A temporal trend in compliance measurements near a gas hydrate accumulation, Northern Cascadia

Abstract

Ocean surface gravity waves produce temporally correlated pressure and vertical displacements on the ocean floor. Compliance is the ratio between the pressure and the resulting displacement. Pressures are measured by a differential pressure gauge, whereas a broadband seismometer measures velocities that are directly related to the displacements in the frequency domain. These instruments are installed on the Cascadia accretionary prism as part of NEPTUNE Canada’s ocean-floor network. Gas hydrates have the property of stiffening marine sediment, i.e., reducing the compliance. A compliance measurement is dependent on the elastic parameters of the sediment, particularly, the shear modulus. We have computed compliance from raw data, daily, for 203 days and determined the temporal variation in shear modulus of a region approximately 390 m northeast of the undersea area known as Bullseye Vent. Our aim was to investigate the evolution of the elastic properties of the subsurface in this region.
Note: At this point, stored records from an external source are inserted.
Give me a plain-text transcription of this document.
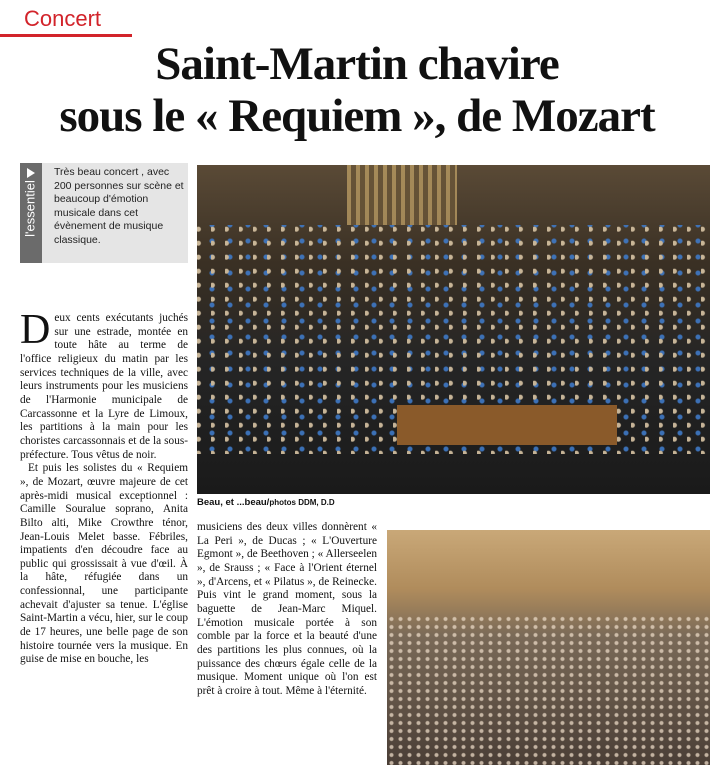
Concert
Saint-Martin chavire
sous le « Requiem », de Mozart
l'essentiel
Très beau concert , avec 200 personnes sur scène et beaucoup d'émotion musicale dans cet évènement de musique classique.
Beau, et ...beau/photos DDM, D.D

Deux cents exécutants juchés sur une estrade, montée en toute hâte au terme de l'office religieux du matin par les services techniques de la ville, avec leurs instruments pour les musiciens de l'Harmonie municipale de Carcassonne et la Lyre de Limoux, les partitions à la main pour les choristes carcassonnais et de la sous-préfecture. Tous vêtus de noir.

Et puis les solistes du « Requiem », de Mozart, œuvre majeure de cet après-midi musical exceptionnel : Camille Souralue soprano, Anita Bilto alti, Mike Crowthre ténor, Jean-Louis Melet basse. Fébriles, impatients d'en découdre face au public qui grossissait à vue d'œil. À la hâte, réfugiée dans un confessionnal, une participante achevait d'ajuster sa tenue. L'église Saint-Martin a vécu, hier, sur le coup de 17 heures, une belle page de son histoire tournée vers la musique. En guise de mise en bouche, les

musiciens des deux villes donnèrent « La Peri », de Ducas ; « L'Ouverture Egmont », de Beethoven ; « Allerseelen », de Srauss ; « Face à l'Orient éternel », d'Arcens, et « Pilatus », de Reinecke. Puis vint le grand moment, sous la baguette de Jean-Marc Miquel. L'émotion musicale portée à son comble par la force et la beauté d'une des partitions les plus connues, où la puissance des chœurs égale celle de la musique. Moment unique où l'on est prêt à croire à tout. Même à l'éternité.
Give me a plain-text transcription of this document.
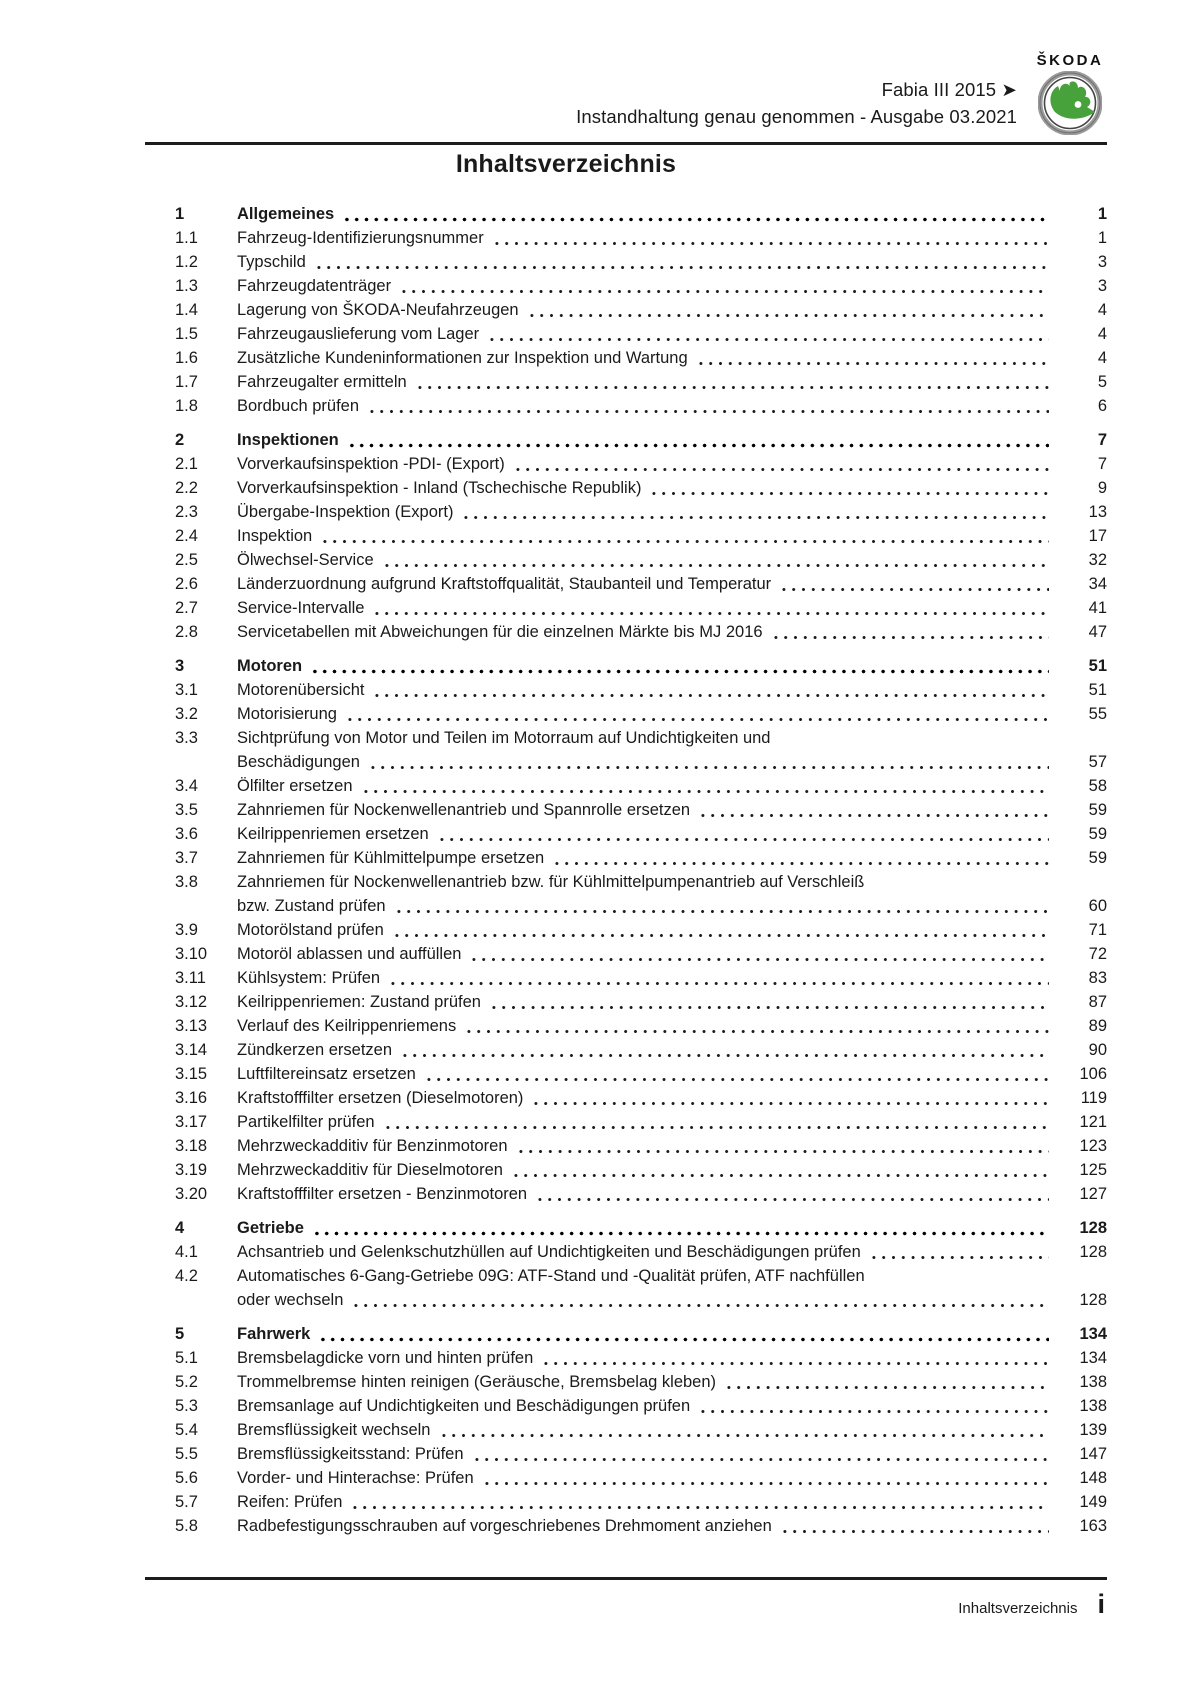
Fabia III 2015 ➤
Instandhaltung genau genommen - Ausgabe 03.2021
ŠKODA
Inhaltsverzeichnis
1	Allgemeines	1
1.1	Fahrzeug-Identifizierungsnummer	1
1.2	Typschild	3
1.3	Fahrzeugdatenträger	3
1.4	Lagerung von ŠKODA-Neufahrzeugen	4
1.5	Fahrzeugauslieferung vom Lager	4
1.6	Zusätzliche Kundeninformationen zur Inspektion und Wartung	4
1.7	Fahrzeugalter ermitteln	5
1.8	Bordbuch prüfen	6
2	Inspektionen	7
2.1	Vorverkaufsinspektion -PDI- (Export)	7
2.2	Vorverkaufsinspektion - Inland (Tschechische Republik)	9
2.3	Übergabe-Inspektion (Export)	13
2.4	Inspektion	17
2.5	Ölwechsel-Service	32
2.6	Länderzuordnung aufgrund Kraftstoffqualität, Staubanteil und Temperatur	34
2.7	Service-Intervalle	41
2.8	Servicetabellen mit Abweichungen für die einzelnen Märkte bis MJ 2016	47
3	Motoren	51
3.1	Motorenübersicht	51
3.2	Motorisierung	55
3.3	Sichtprüfung von Motor und Teilen im Motorraum auf Undichtigkeiten und
Beschädigungen	57
3.4	Ölfilter ersetzen	58
3.5	Zahnriemen für Nockenwellenantrieb und Spannrolle ersetzen	59
3.6	Keilrippenriemen ersetzen	59
3.7	Zahnriemen für Kühlmittelpumpe ersetzen	59
3.8	Zahnriemen für Nockenwellenantrieb bzw. für Kühlmittelpumpenantrieb auf Verschleiß
bzw. Zustand prüfen	60
3.9	Motorölstand prüfen	71
3.10	Motoröl ablassen und auffüllen	72
3.11	Kühlsystem: Prüfen	83
3.12	Keilrippenriemen: Zustand prüfen	87
3.13	Verlauf des Keilrippenriemens	89
3.14	Zündkerzen ersetzen	90
3.15	Luftfiltereinsatz ersetzen	106
3.16	Kraftstofffilter ersetzen (Dieselmotoren)	119
3.17	Partikelfilter prüfen	121
3.18	Mehrzweckadditiv für Benzinmotoren	123
3.19	Mehrzweckadditiv für Dieselmotoren	125
3.20	Kraftstofffilter ersetzen - Benzinmotoren	127
4	Getriebe	128
4.1	Achsantrieb und Gelenkschutzhüllen auf Undichtigkeiten und Beschädigungen prüfen	128
4.2	Automatisches 6-Gang-Getriebe 09G: ATF-Stand und -Qualität prüfen, ATF nachfüllen
oder wechseln	128
5	Fahrwerk	134
5.1	Bremsbelagdicke vorn und hinten prüfen	134
5.2	Trommelbremse hinten reinigen (Geräusche, Bremsbelag kleben)	138
5.3	Bremsanlage auf Undichtigkeiten und Beschädigungen prüfen	138
5.4	Bremsflüssigkeit wechseln	139
5.5	Bremsflüssigkeitsstand: Prüfen	147
5.6	Vorder- und Hinterachse: Prüfen	148
5.7	Reifen: Prüfen	149
5.8	Radbefestigungsschrauben auf vorgeschriebenes Drehmoment anziehen	163
Inhaltsverzeichnis i
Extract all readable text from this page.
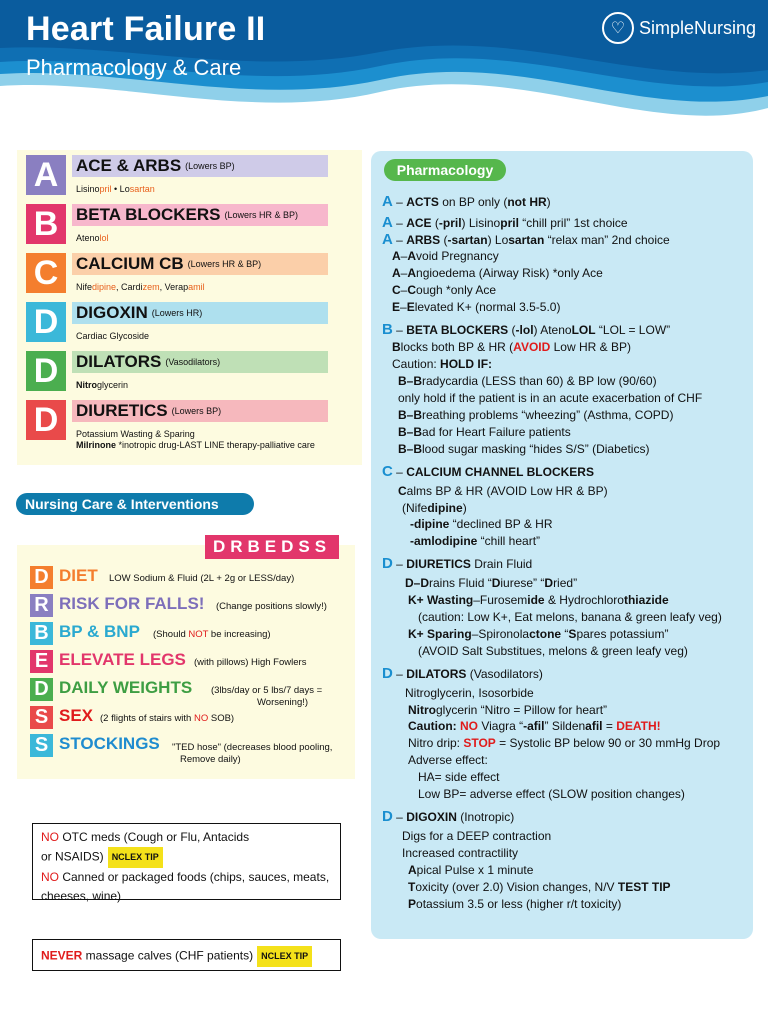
Heart Failure II
Pharmacology & Care
♡ SimpleNursing
A	ACE & ARBS (Lowers BP)
Lisinopril • Losartan
B	BETA BLOCKERS (Lowers HR & BP)
Atenolol
C	CALCIUM CB (Lowers HR & BP)
Nifedipine, Cardizem, Verapamil
D	DIGOXIN (Lowers HR)
Cardiac Glycoside
D	DILATORS (Vasodilators)
Nitroglycerin
D	DIURETICS (Lowers BP)
Potassium Wasting & Sparing
Milrinone *inotropic drug-LAST LINE therapy-palliative care
Nursing Care & Interventions
D DIET LOW Sodium & Fluid (2L + 2g or LESS/day)
R RISK FOR FALLS! (Change positions slowly!)
B BP & BNP (Should NOT be increasing)
E ELEVATE LEGS (with pillows) High Fowlers
D DAILY WEIGHTS (3lbs/day or 5 lbs/7 days =
Worsening!)
S SEX (2 flights of stairs with NO SOB)
S STOCKINGS "TED hose" (decreases blood pooling,
Remove daily)
DRBEDSS
NO OTC meds (Cough or Flu, Antacids
or NSAIDS) NCLEX TIP
NO Canned or packaged foods (chips, sauces, meats,
cheeses, wine)
NEVER massage calves (CHF patients) NCLEX TIP
Pharmacology
A – ACTS on BP only (not HR)
A – ACE (-pril) Lisinopril “chill pril” 1st choice
A – ARBS (-sartan) Losartan “relax man” 2nd choice
A–Avoid Pregnancy
A–Angioedema (Airway Risk) *only Ace
C–Cough *only Ace
E–Elevated K+ (normal 3.5-5.0)
B – BETA BLOCKERS (-lol) AtenoLOL “LOL = LOW”
Blocks both BP & HR (AVOID Low HR & BP)
Caution: HOLD IF:
B–Bradycardia (LESS than 60) & BP low (90/60)
only hold if the patient is in an acute exacerbation of CHF
B–Breathing problems “wheezing” (Asthma, COPD)
B–Bad for Heart Failure patients
B–Blood sugar masking “hides S/S” (Diabetics)
C – CALCIUM CHANNEL BLOCKERS
Calms BP & HR (AVOID Low HR & BP)
(Nifedipine)
-dipine “declined BP & HR
-amlodipine “chill heart”
D – DIURETICS Drain Fluid
D–Drains Fluid “Diurese” “Dried”
K+ Wasting–Furosemide & Hydrochlorothiazide
(caution: Low K+, Eat melons, banana & green leafy veg)
K+ Sparing–Spironolactone “Spares potassium”
(AVOID Salt Substitues, melons & green leafy veg)
D – DILATORS (Vasodilators)
Nitroglycerin, Isosorbide
Nitroglycerin “Nitro = Pillow for heart”
Caution: NO Viagra “-afil” Sildenafil = DEATH!
Nitro drip: STOP = Systolic BP below 90 or 30 mmHg Drop
Adverse effect:
HA= side effect
Low BP= adverse effect (SLOW position changes)
D – DIGOXIN (Inotropic)
Digs for a DEEP contraction
Increased contractility
Apical Pulse x 1 minute
Toxicity (over 2.0) Vision changes, N/V TEST TIP
Potassium 3.5 or less (higher r/t toxicity)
The compliance was determined over a bandwidth of 0.01–0.03 Hz, and had peak sensitivity to the sediment elastic structure at approximately 275 m below seafloor, for a water depth of 1250 m — determined by the gravity wave dispersion relation. Bullseye Vent is not a steady-state system! We observed a linear decrease in compliance of approximately 1% between October 2010 and May 2011, corresponding with an average change of 1% in the shear modulus over the depth of investigation. This corresponds to up to a 13% change solely in gas hydrate content in the first 100 m; a change that resulted from a simplified 1D four-layer model, which does not reflect the complexity and three-dimensionality of the hydrate system. A 13% change in hydrate content was likely an overestimate because the compliance function at 1250 m had limited sensitivity to the uppermost sediments.